By virtue of the Public Lands Acquisition Law, the state government may acquire land compulsorily for public purpose from individual land owners subject to the payment of compensation to such landowners. 

The notice of acquisition by the government must be served on the land owner as the courts have consistently held that non service of the Notice of Acquisition would render the acquisition invalid. It must be noted that the acquisition of private individuals’ interest in land can only be done by the government for public purpose as any acquisition not done for public purpose will be declared invalid by the courts on being challenged.      

The courts have in the past declared as invalid. 

1. The acquisition of some plots of land later leased by the government to a private company for the development of a hotel. 
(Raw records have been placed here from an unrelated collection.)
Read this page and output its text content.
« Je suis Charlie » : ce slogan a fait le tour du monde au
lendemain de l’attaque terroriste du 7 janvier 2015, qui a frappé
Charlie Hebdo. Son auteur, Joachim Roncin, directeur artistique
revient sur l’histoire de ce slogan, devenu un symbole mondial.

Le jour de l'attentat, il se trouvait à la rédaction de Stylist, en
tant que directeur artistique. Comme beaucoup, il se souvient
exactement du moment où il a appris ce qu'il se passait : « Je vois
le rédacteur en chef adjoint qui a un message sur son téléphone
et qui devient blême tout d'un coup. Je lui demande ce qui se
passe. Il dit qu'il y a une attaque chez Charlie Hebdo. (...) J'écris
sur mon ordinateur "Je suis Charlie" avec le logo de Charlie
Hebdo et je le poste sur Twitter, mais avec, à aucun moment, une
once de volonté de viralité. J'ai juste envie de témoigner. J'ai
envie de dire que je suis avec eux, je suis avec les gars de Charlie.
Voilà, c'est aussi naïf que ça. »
2. The acquisition of some plots of land by the government for the further development of a church. In Belo vs. Diocesan Synod of Lagos (1973) 3SC 103 a notice of acquisition was declared null and void because the land was acquired by the Lagos State Development and Property Corporation for the development and expansion of a church.

Furthermore, as the Notice of Acquisition represents a constructive notice to the whole world, there is need for members of the public desirous of purchasing land to confirm through a solicitor, whether the land/property they are purchasing is under government acquisition. While it is true that government may decide to excise some area from the already acquired land area, prospective land purchasers must ensure that such excision and the precise areas properly gazette.